True to form, Vivian sifted out the things she didn't want to discuss and discarded them. She settled on her chair once again, crossed her legs, took a sip of her drink. “You married down, Laurel. Wesley Brooks was spineless, besides. You can't expect a man like that to weather much of a storm.”
“Wesley was kind and sweet,” Laurel said in her ex-husband's defense, not impressing her mother in the least.
“A woman should marry strength, not softness,” Vivian preached. “If you had chosen a man of your own station, he would have insisted you give up law and raise his children, and none of this other unpleasantness would have happened.”
Laurel shook her head, stunned at the rationalization. If she had married her social equal, a well-bred chauvinist ass, then she could have avoided dealing with The Scott County Case. She could have given up the pursuit of justice and concentrated on more important things, like picking out a silver pattern and planning garden parties.
“We're having guests for dinner tomorrow.” Checking the slim gold watch she wore, Vivian set her drink aside and rose, delicately smoothing the wrinkles from her dress. “The guest list will provide more suitable company than what you've been keeping lately.”

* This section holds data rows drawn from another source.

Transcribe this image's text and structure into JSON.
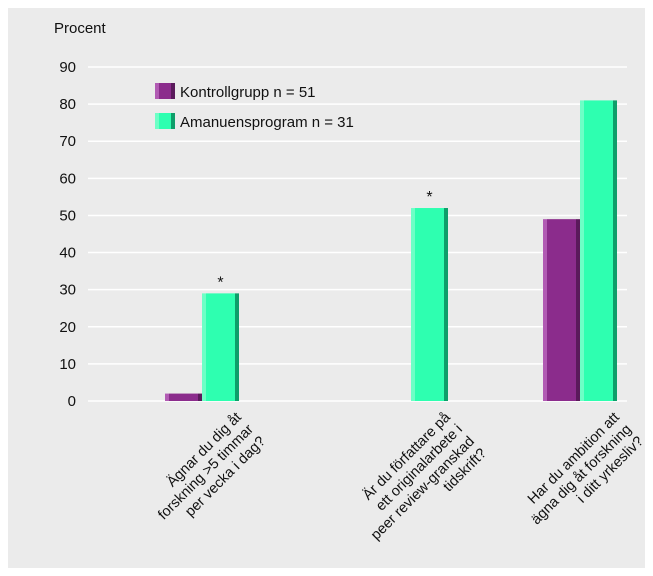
{
  "chart_data": {
    "type": "bar",
    "ylabel": "Procent",
    "xlabel": "",
    "title": "",
    "ylim": [
      0,
      90
    ],
    "yticks": [
      0,
      10,
      20,
      30,
      40,
      50,
      60,
      70,
      80,
      90
    ],
    "grid": true,
    "legend_position": "top-left",
    "categories": [
      "Ägnar du dig åt forskning >5 timmar per vecka i dag?",
      "Är du författare på ett originalarbete i peer review-granskad tidskrift?",
      "Har du ambition att ägna dig åt forskning i ditt yrkesliv?"
    ],
    "category_lines": [
      [
        "Ägnar du dig åt",
        "forskning >5 timmar",
        "per vecka i dag?"
      ],
      [
        "Är du författare på",
        "ett originalarbete i",
        "peer review-granskad",
        "tidskrift?"
      ],
      [
        "Har du ambition att",
        "ägna dig åt forskning",
        "i ditt yrkesliv?"
      ]
    ],
    "series": [
      {
        "name": "Kontrollgrupp n = 51",
        "values": [
          2,
          0,
          49
        ],
        "color": "#8b2c8c",
        "light": "#b15bb3",
        "dark": "#5a1a5b"
      },
      {
        "name": "Amanuensprogram n = 31",
        "values": [
          29,
          52,
          81
        ],
        "color": "#2effb0",
        "light": "#6dffc6",
        "dark": "#0e9e6a"
      }
    ],
    "annotations": [
      {
        "category_index": 0,
        "text": "*"
      },
      {
        "category_index": 1,
        "text": "*"
      }
    ]
  }
}
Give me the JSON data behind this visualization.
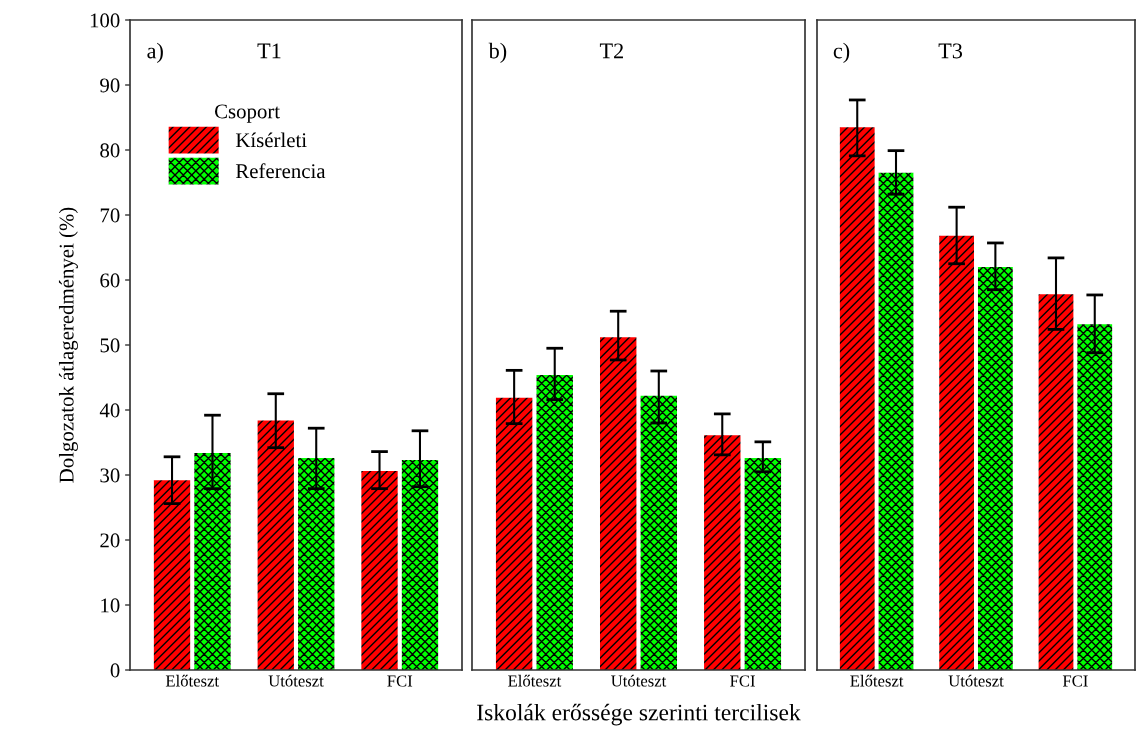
{
  "chart_data": [
    {
      "type": "bar",
      "annotations": [
        "a)",
        "T1"
      ],
      "ylabel": "Dolgozatok átlageredményei (%)",
      "legend_title": "Csoport",
      "legend": "top left",
      "categories": [
        "Előteszt",
        "Utóteszt",
        "FCI"
      ],
      "ylim": [
        0,
        100
      ],
      "yticks": [
        0,
        10,
        20,
        30,
        40,
        50,
        60,
        70,
        80,
        90,
        100
      ],
      "grid": false,
      "series": [
        {
          "name": "Kísérleti",
          "color": "#ff0000",
          "values": [
            29.2,
            38.4,
            30.6
          ],
          "errors": [
            [
              25.6,
              32.8
            ],
            [
              34.2,
              42.5
            ],
            [
              27.9,
              33.6
            ]
          ]
        },
        {
          "name": "Referencia",
          "color": "#00ff00",
          "values": [
            33.4,
            32.6,
            32.3
          ],
          "errors": [
            [
              27.9,
              39.2
            ],
            [
              27.9,
              37.2
            ],
            [
              28.2,
              36.8
            ]
          ]
        }
      ]
    },
    {
      "type": "bar",
      "annotations": [
        "b)",
        "T2"
      ],
      "xlabel": "Iskolák erőssége szerinti tercilisek",
      "categories": [
        "Előteszt",
        "Utóteszt",
        "FCI"
      ],
      "ylim": [
        0,
        100
      ],
      "tick_labels": "x",
      "grid": false,
      "series": [
        {
          "color": "#ff0000",
          "values": [
            41.9,
            51.2,
            36.1
          ],
          "errors": [
            [
              37.9,
              46.1
            ],
            [
              47.7,
              55.2
            ],
            [
              33.1,
              39.4
            ]
          ]
        },
        {
          "color": "#00ff00",
          "values": [
            45.4,
            42.2,
            32.6
          ],
          "errors": [
            [
              41.6,
              49.5
            ],
            [
              38.0,
              46.0
            ],
            [
              30.5,
              35.1
            ]
          ]
        }
      ]
    },
    {
      "type": "bar",
      "annotations": [
        "c)",
        "T3"
      ],
      "categories": [
        "Előteszt",
        "Utóteszt",
        "FCI"
      ],
      "ylim": [
        0,
        100
      ],
      "tick_labels": "x",
      "grid": false,
      "series": [
        {
          "color": "#ff0000",
          "values": [
            83.5,
            66.8,
            57.8
          ],
          "errors": [
            [
              79.1,
              87.7
            ],
            [
              62.5,
              71.2
            ],
            [
              52.4,
              63.4
            ]
          ]
        },
        {
          "color": "#00ff00",
          "values": [
            76.5,
            62.0,
            53.2
          ],
          "errors": [
            [
              73.2,
              79.9
            ],
            [
              58.5,
              65.7
            ],
            [
              48.8,
              57.7
            ]
          ]
        }
      ]
    }
  ]
}
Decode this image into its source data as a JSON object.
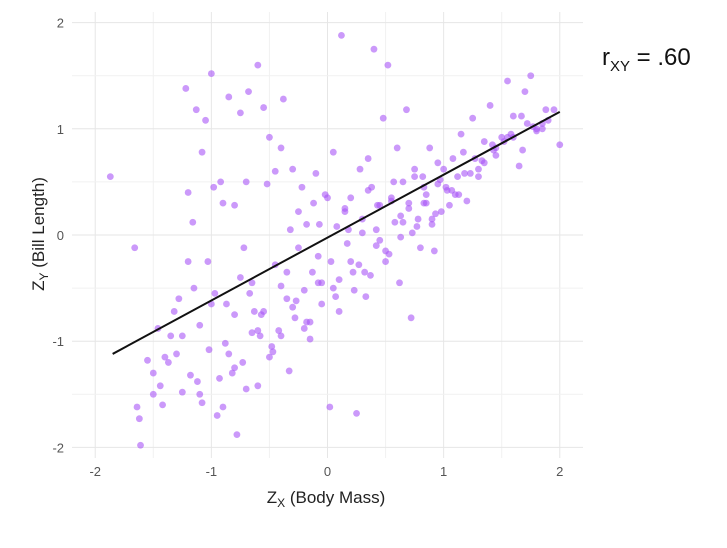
{
  "chart_data": {
    "type": "scatter",
    "title": "",
    "xlabel": {
      "main": "Z",
      "sub": "X",
      "rest": " (Body Mass)"
    },
    "ylabel": {
      "main": "Z",
      "sub": "Y",
      "rest": " (Bill Length)"
    },
    "xlim": [
      -2.2,
      2.2
    ],
    "ylim": [
      -2.1,
      2.1
    ],
    "x_ticks": [
      -2,
      -1,
      0,
      1,
      2
    ],
    "y_ticks": [
      -2,
      -1,
      0,
      1,
      2
    ],
    "grid": true,
    "point_color": "#a855f7",
    "line_color": "#111111",
    "fit_line": {
      "x": [
        -1.85,
        2.0
      ],
      "y": [
        -1.12,
        1.16
      ]
    },
    "annotation": {
      "main": "r",
      "sub": "XY",
      "rest": " = .60"
    },
    "points": {
      "x": [
        -1.87,
        -1.66,
        -1.64,
        -1.62,
        -1.61,
        -1.55,
        -1.5,
        -1.46,
        -1.44,
        -1.42,
        -1.37,
        -1.35,
        -1.3,
        -1.28,
        -1.22,
        -1.2,
        -1.18,
        -1.16,
        -1.13,
        -1.1,
        -1.08,
        -1.05,
        -1.03,
        -1.0,
        -0.98,
        -0.95,
        -0.92,
        -0.9,
        -0.87,
        -0.85,
        -0.82,
        -0.8,
        -0.78,
        -0.75,
        -0.72,
        -0.7,
        -0.68,
        -0.65,
        -0.63,
        -0.6,
        -0.58,
        -0.55,
        -0.52,
        -0.5,
        -0.48,
        -0.45,
        -0.42,
        -0.4,
        -0.38,
        -0.35,
        -0.32,
        -0.3,
        -0.28,
        -0.25,
        -0.22,
        -0.2,
        -0.18,
        -0.15,
        -0.12,
        -0.1,
        -0.08,
        -0.05,
        -0.02,
        0.0,
        0.02,
        0.05,
        0.08,
        0.1,
        0.12,
        0.15,
        0.18,
        0.2,
        0.22,
        0.25,
        0.28,
        0.3,
        0.33,
        0.35,
        0.38,
        0.4,
        0.42,
        0.45,
        0.48,
        0.5,
        0.52,
        0.55,
        0.58,
        0.6,
        0.62,
        0.65,
        0.68,
        0.7,
        0.72,
        0.75,
        0.78,
        0.8,
        0.82,
        0.85,
        0.88,
        0.9,
        0.92,
        0.95,
        0.98,
        1.0,
        1.05,
        1.08,
        1.12,
        1.15,
        1.2,
        1.25,
        1.3,
        1.35,
        1.4,
        1.45,
        1.5,
        1.55,
        1.6,
        1.65,
        1.7,
        1.75,
        1.8,
        1.85,
        1.9,
        1.95,
        2.0,
        -1.5,
        -1.4,
        -1.32,
        -1.25,
        -1.15,
        -1.08,
        -1.0,
        -0.93,
        -0.88,
        -0.8,
        -0.73,
        -0.67,
        -0.6,
        -0.55,
        -0.47,
        -0.4,
        -0.33,
        -0.27,
        -0.2,
        -0.13,
        -0.05,
        0.03,
        0.1,
        0.17,
        0.23,
        0.3,
        0.37,
        0.43,
        0.5,
        0.57,
        0.63,
        0.7,
        0.77,
        0.83,
        0.9,
        0.97,
        1.03,
        1.1,
        1.18,
        1.27,
        1.35,
        1.43,
        1.52,
        1.6,
        1.68,
        1.77,
        1.85,
        -1.2,
        -1.1,
        -0.97,
        -0.85,
        -0.75,
        -0.65,
        -0.57,
        -0.45,
        -0.35,
        -0.25,
        -0.15,
        -0.07,
        0.05,
        0.15,
        0.27,
        0.35,
        0.45,
        0.55,
        0.65,
        0.75,
        0.85,
        0.95,
        1.07,
        1.17,
        1.3,
        1.42,
        1.55,
        1.67,
        1.8,
        -1.25,
        -1.12,
        -1.02,
        -0.9,
        -0.8,
        -0.7,
        -0.6,
        -0.5,
        -0.4,
        -0.3,
        -0.18,
        -0.08,
        0.07,
        0.2,
        0.32,
        0.42,
        0.53,
        0.63,
        0.73,
        0.83,
        0.93,
        1.02,
        1.13,
        1.23,
        1.33,
        1.45,
        1.58,
        1.72,
        1.88
      ],
      "y": [
        0.55,
        -0.12,
        -1.62,
        -1.73,
        -1.98,
        -1.18,
        -1.5,
        -0.88,
        -1.42,
        -1.6,
        -1.2,
        -0.95,
        -1.12,
        -0.6,
        1.38,
        0.4,
        -1.32,
        0.12,
        1.18,
        -1.5,
        0.78,
        1.08,
        -0.25,
        1.52,
        0.45,
        -1.7,
        0.5,
        0.3,
        -0.65,
        1.3,
        -1.3,
        0.28,
        -1.88,
        1.15,
        -0.12,
        0.5,
        1.35,
        -0.45,
        -0.72,
        1.6,
        -0.95,
        1.2,
        0.48,
        0.92,
        -1.05,
        0.6,
        -0.9,
        0.82,
        1.28,
        -0.35,
        0.05,
        0.62,
        -0.78,
        0.22,
        0.45,
        -0.52,
        0.1,
        -0.98,
        0.3,
        0.58,
        -0.2,
        -0.65,
        0.38,
        0.35,
        -1.62,
        0.78,
        0.08,
        -0.42,
        1.88,
        0.25,
        0.05,
        0.35,
        -0.35,
        -1.68,
        0.62,
        0.15,
        -0.58,
        0.72,
        0.45,
        1.75,
        -0.1,
        0.28,
        1.1,
        -0.25,
        1.6,
        0.35,
        0.12,
        0.82,
        -0.45,
        0.5,
        1.18,
        0.25,
        -0.78,
        0.62,
        0.15,
        -0.12,
        0.55,
        0.38,
        0.82,
        0.1,
        -0.15,
        0.48,
        0.22,
        0.62,
        0.28,
        0.72,
        0.55,
        0.95,
        0.32,
        1.1,
        0.62,
        0.88,
        1.22,
        0.75,
        0.92,
        1.45,
        1.12,
        0.65,
        1.35,
        1.5,
        0.98,
        1.0,
        1.08,
        1.18,
        0.85,
        -1.3,
        -1.15,
        -0.72,
        -1.48,
        -0.5,
        -1.58,
        -0.65,
        -1.35,
        -1.02,
        -0.75,
        -1.2,
        -0.55,
        -1.42,
        -0.72,
        -1.1,
        -0.48,
        -1.28,
        -0.62,
        -0.88,
        -0.35,
        -0.45,
        -0.25,
        -0.72,
        -0.08,
        -0.52,
        0.02,
        -0.38,
        0.28,
        -0.15,
        0.5,
        -0.02,
        0.3,
        0.08,
        0.45,
        0.15,
        0.52,
        0.42,
        0.38,
        0.58,
        0.72,
        0.68,
        0.8,
        0.88,
        0.92,
        0.8,
        1.02,
        1.05,
        -0.25,
        -0.85,
        -0.55,
        -1.12,
        -0.4,
        -0.92,
        -0.75,
        -0.28,
        -0.6,
        -0.12,
        -0.82,
        0.1,
        -0.5,
        0.22,
        -0.28,
        0.42,
        -0.05,
        0.32,
        0.12,
        0.55,
        0.3,
        0.68,
        0.42,
        0.78,
        0.55,
        0.85,
        0.92,
        1.12,
        1.0,
        -0.95,
        -1.38,
        -1.08,
        -1.62,
        -1.25,
        -1.45,
        -0.9,
        -1.15,
        -0.95,
        -0.68,
        -0.82,
        -0.45,
        -0.58,
        -0.25,
        -0.35,
        0.05,
        -0.18,
        0.18,
        0.02,
        0.3,
        0.2,
        0.45,
        0.38,
        0.58,
        0.7,
        0.82,
        0.95,
        1.05,
        1.18
      ]
    }
  }
}
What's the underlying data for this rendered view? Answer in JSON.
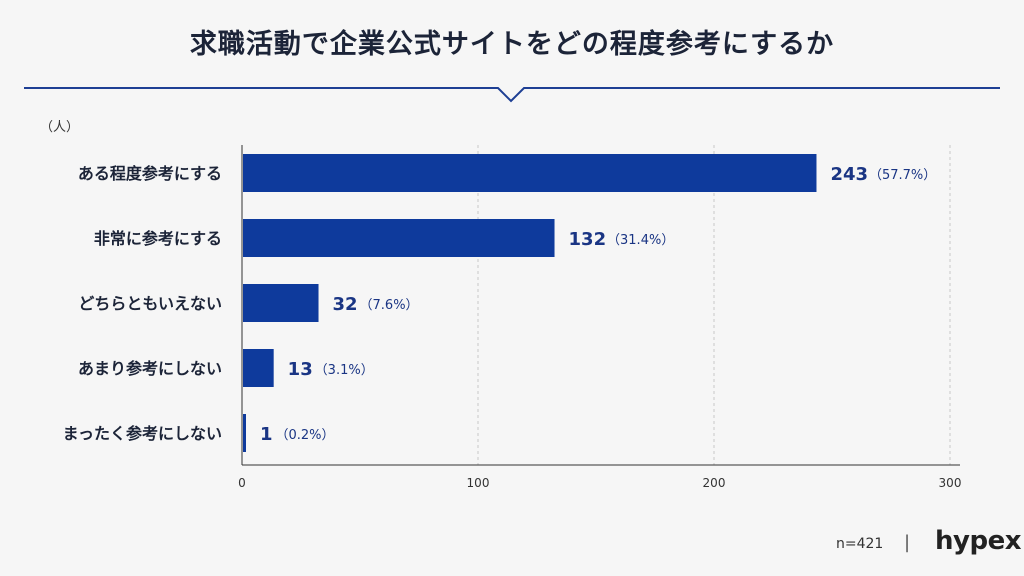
{
  "title": "求職活動で企業公式サイトをどの程度参考にするか",
  "footer": {
    "n_label": "n=421",
    "separator": "|",
    "brand": "hypex"
  },
  "colors": {
    "bar": "#0e3a9c",
    "divider": "#1e3f94",
    "label_value": "#1a3584",
    "grid": "#c8c8c8"
  },
  "chart_data": {
    "type": "bar",
    "orientation": "horizontal",
    "unit_label": "（人）",
    "categories": [
      "ある程度参考にする",
      "非常に参考にする",
      "どちらともいえない",
      "あまり参考にしない",
      "まったく参考にしない"
    ],
    "values": [
      243,
      132,
      32,
      13,
      1
    ],
    "percent_labels": [
      "（57.7%）",
      "（31.4%）",
      "（7.6%）",
      "（3.1%）",
      "（0.2%）"
    ],
    "xlim": [
      0,
      300
    ],
    "xticks": [
      0,
      100,
      200,
      300
    ],
    "grid": true,
    "xlabel": "",
    "ylabel": ""
  }
}
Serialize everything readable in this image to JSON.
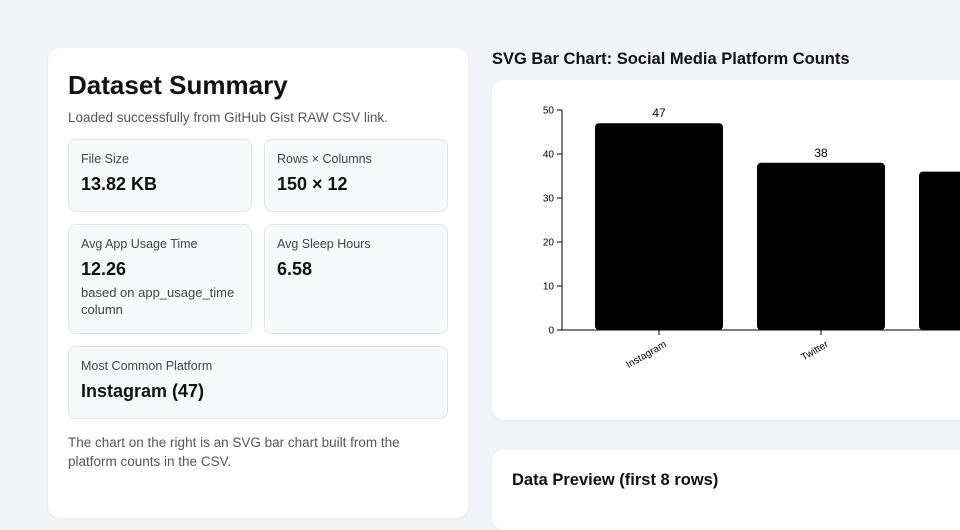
{
  "summary": {
    "title": "Dataset Summary",
    "subtitle": "Loaded successfully from GitHub Gist RAW CSV link.",
    "stats": [
      {
        "label": "File Size",
        "value": "13.82 KB"
      },
      {
        "label": "Rows × Columns",
        "value": "150 × 12"
      },
      {
        "label": "Avg App Usage Time",
        "value": "12.26",
        "note": "based on app_usage_time column"
      },
      {
        "label": "Avg Sleep Hours",
        "value": "6.58"
      },
      {
        "label": "Most Common Platform",
        "value": "Instagram (47)"
      }
    ],
    "footnote": "The chart on the right is an SVG bar chart built from the platform counts in the CSV."
  },
  "chart_heading": "SVG Bar Chart: Social Media Platform Counts",
  "chart_data": {
    "type": "bar",
    "categories": [
      "Instagram",
      "Twitter",
      null
    ],
    "values": [
      47,
      38,
      36
    ],
    "color": "#000000",
    "ylim": [
      0,
      50
    ],
    "yticks": [
      0,
      10,
      20,
      30,
      40,
      50
    ]
  },
  "preview": {
    "title": "Data Preview (first 8 rows)"
  }
}
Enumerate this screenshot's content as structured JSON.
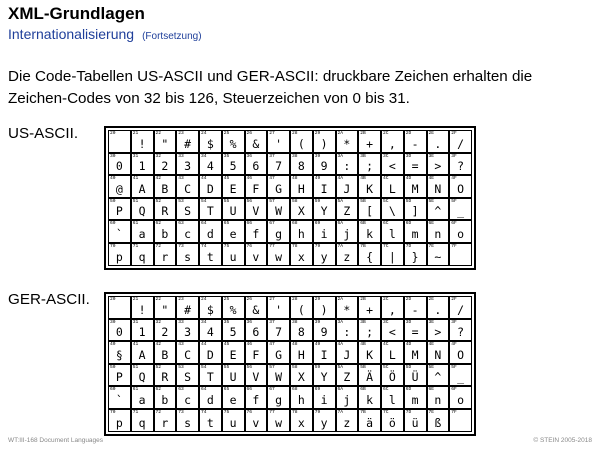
{
  "title": "XML-Grundlagen",
  "subtitle": "Internationalisierung",
  "subtitle_note": "(Fortsetzung)",
  "intro": "Die Code-Tabellen US-ASCII und GER-ASCII: druckbare Zeichen erhalten die Zeichen-Codes von 32 bis 126, Steuerzeichen von 0 bis 31.",
  "us_label": "US-ASCII.",
  "ger_label": "GER-ASCII.",
  "us_rows": [
    [
      " ",
      "!",
      "\"",
      "#",
      "$",
      "%",
      "&",
      "'",
      "(",
      ")",
      "*",
      "+",
      ",",
      "-",
      ".",
      "/"
    ],
    [
      "0",
      "1",
      "2",
      "3",
      "4",
      "5",
      "6",
      "7",
      "8",
      "9",
      ":",
      ";",
      "<",
      "=",
      ">",
      "?"
    ],
    [
      "@",
      "A",
      "B",
      "C",
      "D",
      "E",
      "F",
      "G",
      "H",
      "I",
      "J",
      "K",
      "L",
      "M",
      "N",
      "O"
    ],
    [
      "P",
      "Q",
      "R",
      "S",
      "T",
      "U",
      "V",
      "W",
      "X",
      "Y",
      "Z",
      "[",
      "\\",
      "]",
      "^",
      "_"
    ],
    [
      "`",
      "a",
      "b",
      "c",
      "d",
      "e",
      "f",
      "g",
      "h",
      "i",
      "j",
      "k",
      "l",
      "m",
      "n",
      "o"
    ],
    [
      "p",
      "q",
      "r",
      "s",
      "t",
      "u",
      "v",
      "w",
      "x",
      "y",
      "z",
      "{",
      "|",
      "}",
      "~",
      ""
    ]
  ],
  "ger_rows": [
    [
      " ",
      "!",
      "\"",
      "#",
      "$",
      "%",
      "&",
      "'",
      "(",
      ")",
      "*",
      "+",
      ",",
      "-",
      ".",
      "/"
    ],
    [
      "0",
      "1",
      "2",
      "3",
      "4",
      "5",
      "6",
      "7",
      "8",
      "9",
      ":",
      ";",
      "<",
      "=",
      ">",
      "?"
    ],
    [
      "§",
      "A",
      "B",
      "C",
      "D",
      "E",
      "F",
      "G",
      "H",
      "I",
      "J",
      "K",
      "L",
      "M",
      "N",
      "O"
    ],
    [
      "P",
      "Q",
      "R",
      "S",
      "T",
      "U",
      "V",
      "W",
      "X",
      "Y",
      "Z",
      "Ä",
      "Ö",
      "Ü",
      "^",
      "_"
    ],
    [
      "`",
      "a",
      "b",
      "c",
      "d",
      "e",
      "f",
      "g",
      "h",
      "i",
      "j",
      "k",
      "l",
      "m",
      "n",
      "o"
    ],
    [
      "p",
      "q",
      "r",
      "s",
      "t",
      "u",
      "v",
      "w",
      "x",
      "y",
      "z",
      "ä",
      "ö",
      "ü",
      "ß",
      ""
    ]
  ],
  "row_codes": [
    "2",
    "3",
    "4",
    "5",
    "6",
    "7"
  ],
  "col_codes": [
    "0",
    "1",
    "2",
    "3",
    "4",
    "5",
    "6",
    "7",
    "8",
    "9",
    "A",
    "B",
    "C",
    "D",
    "E",
    "F"
  ],
  "footer_left": "WT:III-168    Document Languages",
  "footer_right": "© STEIN 2005-2018"
}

“I'm really not feeling up to it, Mama.”
“But, Laurel, I've already told people you would be here!” she exclaimed, sounding for all the world like a spoiled, petulant teenager. “I was going to call you today and tell you all about it! You wouldn't deny me the chance to save face with my friends, would you?”
“Yes” hovered on her tongue, but Laurel swallowed it back.
Be a good girl, Laurel. Do the proper thing, Laurel. Don't upset Mama, Laurel
. She stared down at her squishy sneakers and sighed in defeat. “Of course not, Mama. I'll come.”
Vivian ignored the dolorous tone, satisfied with the answer. A smile blossomed like a rose on her lips. “Wonderful!” she exclaimed, suddenly fluttering with bright energy. She moved from table to mirror and back, smoothing her skirt, checking her earrings, gathering up her evening bag. “We'll sit down at one—after Sunday services, as always. And do wear something nice, Laurel,” she added, casting a sidelong look at her wilted, rumpled daughter. “Now, Ross and I are already late for our dinner reservations, so we've got to rush.”
“Yes, Mama,” Laurel murmured, gritting her teeth as her mother bussed her cheek. “Have a nice evening.”
Vivian swept out of the room, regal, imperious, victorious. Laurel watched her go, feeling impotent and beaten. If she hadn't been such a coward, she would have told her mother years ago to go to hell, as Savannah had. But she hadn't. And she wouldn't. Poor, pathetic little Laurel, still waiting for her mother to love her.